Comidas de Holanda. Mercadillos

Desde que el mes pasado me compré el billete de avión a Holanda, no podía dejar de pensar en toda la cantidad de queso que iba a comer allí.

Era la primera vez que iba a Holanda, y he de decir que es tal y como me la imaginaba. Tan apasionada que soy yo de los mercadillos en plena calle, ya sean de ropa, de antigüedades o de comida, disfruté como una niña, porque todas las ciudades holandesas tienen de estos mercadillos.

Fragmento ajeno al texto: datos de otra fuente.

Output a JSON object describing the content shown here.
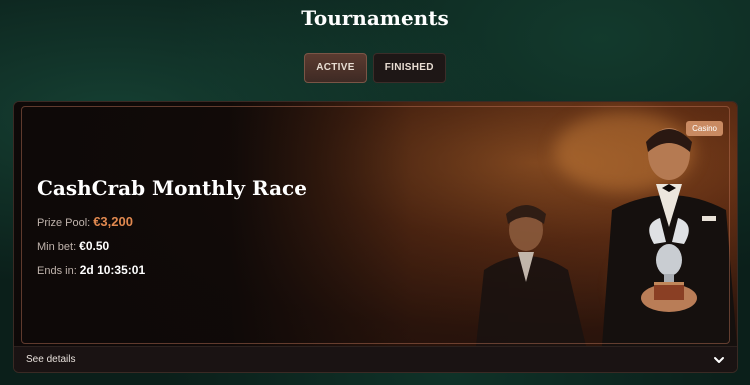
{
  "header": {
    "title": "Tournaments"
  },
  "tabs": [
    {
      "label": "ACTIVE",
      "active": true
    },
    {
      "label": "FINISHED",
      "active": false
    }
  ],
  "tournament": {
    "badge": "Casino",
    "name": "CashCrab Monthly Race",
    "prize_label": "Prize Pool:",
    "prize_value": "€3,200",
    "minbet_label": "Min bet:",
    "minbet_value": "€0.50",
    "ends_label": "Ends in:",
    "ends_value": "2d 10:35:01",
    "details_label": "See details"
  },
  "icons": {
    "expand": "chevron-down-icon"
  },
  "colors": {
    "accent": "#e0884f",
    "badge": "#c98a62",
    "active_tab": "#4a3029"
  }
}
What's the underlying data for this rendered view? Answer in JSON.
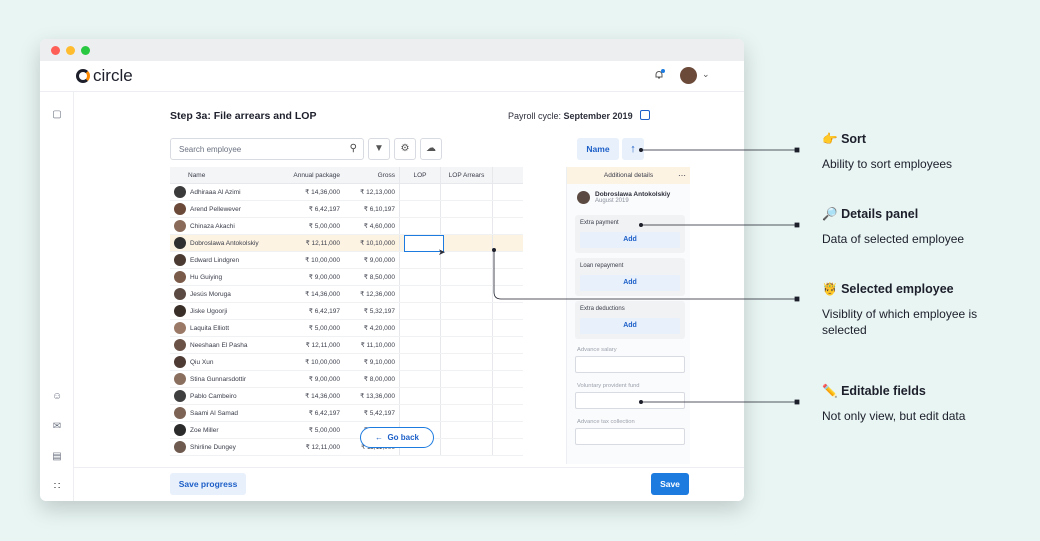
{
  "app": {
    "brand": "circle"
  },
  "page": {
    "title": "Step 3a: File arrears and LOP",
    "cycle_label": "Payroll cycle:",
    "cycle_value": "September 2019"
  },
  "toolbar": {
    "search_placeholder": "Search employee",
    "sort_label": "Name"
  },
  "table": {
    "headers": [
      "Name",
      "Annual package",
      "Gross",
      "LOP",
      "LOP Arrears"
    ],
    "rows": [
      {
        "name": "Adhiraaa Al Azimi",
        "pkg": "₹ 14,36,000",
        "gross": "₹ 12,13,000"
      },
      {
        "name": "Arend Pellewever",
        "pkg": "₹ 6,42,197",
        "gross": "₹ 6,10,197"
      },
      {
        "name": "Chinaza Akachi",
        "pkg": "₹ 5,00,000",
        "gross": "₹ 4,60,000"
      },
      {
        "name": "Dobroslawa Antokolskiy",
        "pkg": "₹ 12,11,000",
        "gross": "₹ 10,10,000"
      },
      {
        "name": "Edward Lindgren",
        "pkg": "₹ 10,00,000",
        "gross": "₹ 9,00,000"
      },
      {
        "name": "Hu Guiying",
        "pkg": "₹ 9,00,000",
        "gross": "₹ 8,50,000"
      },
      {
        "name": "Jesús Moruga",
        "pkg": "₹ 14,36,000",
        "gross": "₹ 12,36,000"
      },
      {
        "name": "Jiske Ugoorji",
        "pkg": "₹ 6,42,197",
        "gross": "₹ 5,32,197"
      },
      {
        "name": "Laquita Elliott",
        "pkg": "₹ 5,00,000",
        "gross": "₹ 4,20,000"
      },
      {
        "name": "Neeshaan El Pasha",
        "pkg": "₹ 12,11,000",
        "gross": "₹ 11,10,000"
      },
      {
        "name": "Qiu Xun",
        "pkg": "₹ 10,00,000",
        "gross": "₹ 9,10,000"
      },
      {
        "name": "Stina Gunnarsdottir",
        "pkg": "₹ 9,00,000",
        "gross": "₹ 8,00,000"
      },
      {
        "name": "Pablo Cambeiro",
        "pkg": "₹ 14,36,000",
        "gross": "₹ 13,36,000"
      },
      {
        "name": "Saami Al Samad",
        "pkg": "₹ 6,42,197",
        "gross": "₹ 5,42,197"
      },
      {
        "name": "Zoe Miller",
        "pkg": "₹ 5,00,000",
        "gross": "₹ 4,00,000"
      },
      {
        "name": "Shirline Dungey",
        "pkg": "₹ 12,11,000",
        "gross": "₹ 11,11,000"
      }
    ],
    "selected_index": 3
  },
  "panel": {
    "title": "Additional details",
    "employee_name": "Dobroslawa Antokolskiy",
    "employee_date": "August 2019",
    "sections": [
      {
        "label": "Extra payment",
        "button": "Add"
      },
      {
        "label": "Loan repayment",
        "button": "Add"
      },
      {
        "label": "Extra deductions",
        "button": "Add"
      }
    ],
    "fields": [
      "Advance salary",
      "Voluntary provident fund",
      "Advance tax collection"
    ]
  },
  "buttons": {
    "go_back": "Go back",
    "save_progress": "Save progress",
    "save": "Save"
  },
  "annotations": [
    {
      "emoji": "👉",
      "title": "Sort",
      "desc": "Ability to sort employees"
    },
    {
      "emoji": "🔎",
      "title": "Details panel",
      "desc": "Data of selected employee"
    },
    {
      "emoji": "🤴",
      "title": "Selected employee",
      "desc": "Visiblity of which employee is selected"
    },
    {
      "emoji": "✏️",
      "title": "Editable fields",
      "desc": "Not only view, but edit data"
    }
  ],
  "colors": {
    "background": "#e8f5f3",
    "accent": "#1d7be0",
    "selected_row": "#fdf3e3"
  }
}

En ellos puedes encontrar el resplandor de las lentejuelas de un tenderete de ropa de segunda mano junto al más espectacular puesto de queso que hayas visto nunca, donde el queso Formaggio es el protagonista, quesos de 30cm de diámetro y 10 de alto y con un color amarillo que no dejan indiferente a nadie. Y donde además puedes encontrar cualquier tipo de queso que se te pase por la cabeza, con cualquier sabor, desde queso de vaca, oveja, ahumado, con nueces, de salmón, con hierbas, de champiñón...

En estos mercadillos, la comida es la estrella, también puedes encontrar tenderetes con pan, con diferentes tipos de pan, con semillas, de cebolla, de ajo, en aceite, con especias, con miga, con menos miga... incluso las típicas galletas holandesas con caramelo, las Stroopwafles. El pan debe ser algo que les encanta, ya que todos los supermercados y pequeñas tiendas de alimentación tienen gran variedad de ellos, y sí, en Holanda también hay panaderías.

Como no podía ser menos en un mercadillo con alimentación, las frutas y las verduras son las encargadas de dar color al lugar.

Para darnos cuenta, ¡hasta los animales tienen un tenderete de comida para ellos! Pero no nos equivoquemos, no sólo venden piensos, sino sus caramelitos, galletitas, enriquecedores... y todo lo que te puedas imaginar... No había visto nada así desde que en Nueva York encontré un supermercado para animales, como puedes ser cualquier supermercado al que vas tú, pero todo lo que podías comprar allí iba dirigido a los animales, ¡un día si queréis lo contamos!

Y nada, que te cansas de comprar ropa de segunda mano, ya has llenado la despensa y estas agotado, ¿Un refrigerio? Pues te tomas un zumo natural recién preparado mezclando las frutas que más te gusten. Eso también te lo hacen en el mercadillo.